Comprehensive Summary
Abdullah Al et al. evaluated the performance of colonial walk, a lightweight machine learning method, in localizing aortic root landmarks on CT angiographies (CCTA) for transcatheter aortic valve implantation (TAVI) planning. Colonial walk uses a two-phased approach, estimating the aortic valve region and subsequently refining the localization of each landmark (three hinges, three commissures, and two coronary ostia) with a regression tree-based multi-walker search. Using 71 CCTA scans (40 non-TAVI and 31 pre-operative TAVI with heavy calcification), two experiments were performed: cross validation on non-TAVI scans with TAVI scans and cross validation on all scans.

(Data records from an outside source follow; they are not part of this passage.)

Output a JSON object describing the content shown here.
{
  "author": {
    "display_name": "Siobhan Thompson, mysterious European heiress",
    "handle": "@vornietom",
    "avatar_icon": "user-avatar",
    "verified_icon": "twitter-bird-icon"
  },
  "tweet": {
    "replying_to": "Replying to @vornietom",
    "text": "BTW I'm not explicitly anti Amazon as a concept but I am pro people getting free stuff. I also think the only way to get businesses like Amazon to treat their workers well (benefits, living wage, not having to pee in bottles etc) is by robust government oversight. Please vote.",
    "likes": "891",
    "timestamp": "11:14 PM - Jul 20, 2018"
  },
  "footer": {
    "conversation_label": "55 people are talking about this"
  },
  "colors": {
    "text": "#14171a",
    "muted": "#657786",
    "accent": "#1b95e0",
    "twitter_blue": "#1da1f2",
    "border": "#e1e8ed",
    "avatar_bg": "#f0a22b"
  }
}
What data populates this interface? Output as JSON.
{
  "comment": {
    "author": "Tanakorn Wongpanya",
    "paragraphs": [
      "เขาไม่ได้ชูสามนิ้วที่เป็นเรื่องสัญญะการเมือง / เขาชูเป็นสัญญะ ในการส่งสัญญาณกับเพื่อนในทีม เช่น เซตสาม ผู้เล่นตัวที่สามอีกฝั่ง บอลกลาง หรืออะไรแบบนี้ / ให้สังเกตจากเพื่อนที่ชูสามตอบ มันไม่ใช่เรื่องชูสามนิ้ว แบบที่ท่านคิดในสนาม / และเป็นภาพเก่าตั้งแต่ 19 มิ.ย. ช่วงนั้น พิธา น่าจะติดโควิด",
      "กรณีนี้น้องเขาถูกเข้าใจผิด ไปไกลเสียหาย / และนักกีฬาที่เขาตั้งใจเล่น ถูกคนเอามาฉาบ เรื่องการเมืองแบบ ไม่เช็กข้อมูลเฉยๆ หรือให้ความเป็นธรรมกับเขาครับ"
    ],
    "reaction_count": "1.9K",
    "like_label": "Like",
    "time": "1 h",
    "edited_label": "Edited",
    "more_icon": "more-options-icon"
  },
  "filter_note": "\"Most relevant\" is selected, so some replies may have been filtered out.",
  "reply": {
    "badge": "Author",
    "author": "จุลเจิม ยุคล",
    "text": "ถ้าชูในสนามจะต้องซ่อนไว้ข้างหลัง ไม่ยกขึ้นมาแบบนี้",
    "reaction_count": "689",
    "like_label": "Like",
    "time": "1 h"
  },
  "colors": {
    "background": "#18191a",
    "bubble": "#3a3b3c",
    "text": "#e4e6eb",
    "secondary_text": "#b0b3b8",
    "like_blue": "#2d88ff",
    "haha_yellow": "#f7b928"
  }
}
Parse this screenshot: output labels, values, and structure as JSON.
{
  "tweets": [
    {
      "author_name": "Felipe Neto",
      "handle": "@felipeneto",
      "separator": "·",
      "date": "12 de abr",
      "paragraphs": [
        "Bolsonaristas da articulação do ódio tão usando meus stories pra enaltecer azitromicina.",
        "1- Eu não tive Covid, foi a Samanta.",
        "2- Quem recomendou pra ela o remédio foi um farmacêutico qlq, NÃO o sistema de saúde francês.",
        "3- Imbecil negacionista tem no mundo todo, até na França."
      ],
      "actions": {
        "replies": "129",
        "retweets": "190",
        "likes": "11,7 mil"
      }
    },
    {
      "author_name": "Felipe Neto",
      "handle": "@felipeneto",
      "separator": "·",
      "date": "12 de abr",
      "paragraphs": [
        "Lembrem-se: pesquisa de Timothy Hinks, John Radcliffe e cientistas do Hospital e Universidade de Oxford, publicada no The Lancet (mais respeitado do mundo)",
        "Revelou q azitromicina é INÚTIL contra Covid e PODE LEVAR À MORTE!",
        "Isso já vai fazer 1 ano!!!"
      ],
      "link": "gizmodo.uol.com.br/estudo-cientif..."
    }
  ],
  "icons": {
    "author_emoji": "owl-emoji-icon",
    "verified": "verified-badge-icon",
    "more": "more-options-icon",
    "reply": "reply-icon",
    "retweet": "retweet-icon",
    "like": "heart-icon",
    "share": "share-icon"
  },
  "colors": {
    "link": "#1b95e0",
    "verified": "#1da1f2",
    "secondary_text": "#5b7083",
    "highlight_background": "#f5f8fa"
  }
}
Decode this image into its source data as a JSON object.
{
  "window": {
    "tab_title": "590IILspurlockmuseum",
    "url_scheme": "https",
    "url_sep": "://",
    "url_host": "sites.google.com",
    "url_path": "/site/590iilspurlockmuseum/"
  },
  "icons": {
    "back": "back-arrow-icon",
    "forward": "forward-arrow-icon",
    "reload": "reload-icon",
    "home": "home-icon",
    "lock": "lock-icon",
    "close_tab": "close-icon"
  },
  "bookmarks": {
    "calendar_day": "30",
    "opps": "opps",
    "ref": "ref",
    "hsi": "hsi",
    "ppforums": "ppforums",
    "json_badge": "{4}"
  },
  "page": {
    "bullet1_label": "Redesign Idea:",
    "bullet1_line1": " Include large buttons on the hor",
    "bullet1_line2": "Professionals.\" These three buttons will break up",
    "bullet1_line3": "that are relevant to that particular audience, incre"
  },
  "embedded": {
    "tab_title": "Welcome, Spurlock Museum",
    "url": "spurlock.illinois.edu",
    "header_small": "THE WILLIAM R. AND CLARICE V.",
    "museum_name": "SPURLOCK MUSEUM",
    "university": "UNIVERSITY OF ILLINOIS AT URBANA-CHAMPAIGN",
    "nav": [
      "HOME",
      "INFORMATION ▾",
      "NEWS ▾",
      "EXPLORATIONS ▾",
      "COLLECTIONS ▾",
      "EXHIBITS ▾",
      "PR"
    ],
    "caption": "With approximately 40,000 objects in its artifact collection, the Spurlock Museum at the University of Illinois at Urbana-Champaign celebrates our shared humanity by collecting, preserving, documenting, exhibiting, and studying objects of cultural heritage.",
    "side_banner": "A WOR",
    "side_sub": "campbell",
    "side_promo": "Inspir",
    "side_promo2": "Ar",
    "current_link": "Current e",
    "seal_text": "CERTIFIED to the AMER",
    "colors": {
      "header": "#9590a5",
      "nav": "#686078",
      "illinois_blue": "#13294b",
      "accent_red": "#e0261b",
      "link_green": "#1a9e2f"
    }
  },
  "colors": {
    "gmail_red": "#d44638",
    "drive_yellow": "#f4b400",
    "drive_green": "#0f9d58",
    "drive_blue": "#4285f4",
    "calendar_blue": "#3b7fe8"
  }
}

Colonial walk’s average landmark error was 2.04 ± 1.11 mm overall, with higher accuracy than the previous random tree walk (RTW) method (p < 0.05). Annulus and ostium diameter errors were below 2mm for TAVI and non-TAVI scans. Processing time on a single-core GPU was 12 ms per scan. Colonial walk outperforms RTW and is faster than manual analysis of CCTAs in clinical settings.
Outcomes and Implications
Colonial walk could streamline pre-TAVI planning by automating the localization of aortic root landmarks with high accuracy, enabling physicians to analyze CCTAs faster and more efficiently. With colonial walk’s consistent sizing of derived measurements and minimal processing needs, procedural planning and scheduling efficiency could be improved across healthcare facilities. Prior to clinical implementation, multicenter validations, testing across different scanners and reconstruction procedures, and workflow impact studies are essential.